Поезд подходил к Мецу. Читатель Мартина Грея и Шанталь Ромеро, сидевший в самом конце вагона, встал, вытащил из сетки чемодан и побрел к двери, стараясь не встретиться со мной взглядом. Госпожа А-вот-я-месье похрапывала, широко раскрыв рот и конвульсивно придерживая рукой на коленях пять или шесть захваченных в дорогу иллюстрированных журналов. Я понимал ее. Мне тоже свойственно принимать меры предосторожности. И я снова, в который уже раз, вытащил засунутые в карман листки с записями. Моя истрепанная, скомканная памятка расположила меня к мечтательности, иными словами, вы теперь уже понимаете, я заснул.
3. ГОЛУБЫЕ ДРАЖЕ
«Вам нужно будет только пересечь Вокзальную площадь», — облегченно сказала председательница. Мне с трудом удалось убедить ее не встречать меня при выходе из вагона. Естественно, госпожа Гроссер, личность в Б. известная, вовсе не горела желанием тащиться встречать меня на вокзале, да и у меня перспектива выслушивать посреди бела дня, в конце перрона, слова приветствия от какой-то незнакомой женщины тоже не вызывала никаких приятных ощущений.
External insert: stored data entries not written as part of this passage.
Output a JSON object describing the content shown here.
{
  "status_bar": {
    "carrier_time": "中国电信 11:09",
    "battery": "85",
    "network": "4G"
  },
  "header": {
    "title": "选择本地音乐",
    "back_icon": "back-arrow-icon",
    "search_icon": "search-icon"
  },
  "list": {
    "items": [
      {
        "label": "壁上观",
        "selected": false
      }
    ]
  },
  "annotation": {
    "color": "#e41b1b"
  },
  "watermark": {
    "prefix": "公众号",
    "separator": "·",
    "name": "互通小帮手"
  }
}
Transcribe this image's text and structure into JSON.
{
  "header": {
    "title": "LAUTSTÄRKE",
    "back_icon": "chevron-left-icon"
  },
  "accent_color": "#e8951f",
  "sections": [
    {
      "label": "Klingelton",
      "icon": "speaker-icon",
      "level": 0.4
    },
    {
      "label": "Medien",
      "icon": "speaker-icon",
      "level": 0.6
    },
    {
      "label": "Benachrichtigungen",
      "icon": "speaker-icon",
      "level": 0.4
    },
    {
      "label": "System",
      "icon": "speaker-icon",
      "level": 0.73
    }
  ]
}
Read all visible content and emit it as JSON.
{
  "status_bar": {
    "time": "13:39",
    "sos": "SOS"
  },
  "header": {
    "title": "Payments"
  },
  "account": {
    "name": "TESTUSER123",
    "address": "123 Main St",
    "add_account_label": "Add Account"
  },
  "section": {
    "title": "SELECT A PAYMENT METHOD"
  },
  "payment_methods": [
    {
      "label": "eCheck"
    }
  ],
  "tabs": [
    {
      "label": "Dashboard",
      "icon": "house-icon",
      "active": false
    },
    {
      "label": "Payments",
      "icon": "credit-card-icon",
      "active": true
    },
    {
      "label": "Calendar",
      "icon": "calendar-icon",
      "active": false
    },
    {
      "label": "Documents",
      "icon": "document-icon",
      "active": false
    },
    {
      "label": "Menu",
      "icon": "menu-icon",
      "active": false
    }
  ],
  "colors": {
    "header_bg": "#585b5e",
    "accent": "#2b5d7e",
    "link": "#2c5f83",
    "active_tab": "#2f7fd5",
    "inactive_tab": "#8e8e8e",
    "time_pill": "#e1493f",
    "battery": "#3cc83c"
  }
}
Я люблю вокзалы этой страны. Там не столь часто, как где-нибудь еще, встречаются изможденные и подозрительные существа, притягиваемые большими городами и скапливающиеся в подземных переходах или в местах ожидания. Когда начинает смеркаться, когда улицы заволакивает туман, обращаешь внимание, какие у проходящих быстрым шагом девушек розовые щеки, как долго у них на лице держится загар, сохраняющийся благодаря воскресным прогулкам на лыжах даже зимой. Спешащему пассажиру эта свежесть, это здоровье могут показаться просто каким-то чудом. Однако присмотришься немного — и тут же замечаешь странную бессловесность, вялые, погасшие взгляды, холодную уверенность или такую же холодную тоску — всю гамму забот людей, жизнь которых ограничена узким горизонтом. Нет, легкого праздника сегодня не получится.
Вместо того чтобы сразу спросить, где находится гостиница «Райнишер Хоф», где мне забронировали номер, я прошелся по галерее, облицованное белой плиткой, подошел к стойке и там, зажатый с обеих сторон молчаливыми посетителями, выпил чашку кофе. Я прикидывал, что вторая чашка кофе, которую через час можно будет заказать в номер, окончательно снимет с меня оцепенение, оставшееся после дремоты в поезде. Увы, напиток, изрядную порцию которого я выпил, обжигая губы, на этот раз явно не обладал приписываемыми ему достоинствами. Я с сожалением вспомнил одну поездку с лекциями в Италию, когда достаточно было за полчаса до встречи выпить один espresso в первом попавшемся баре, чтобы обеспечить себе красноречие в нужный момент. Значит, сегодня вечером придется прибегнуть к более серьезному средству.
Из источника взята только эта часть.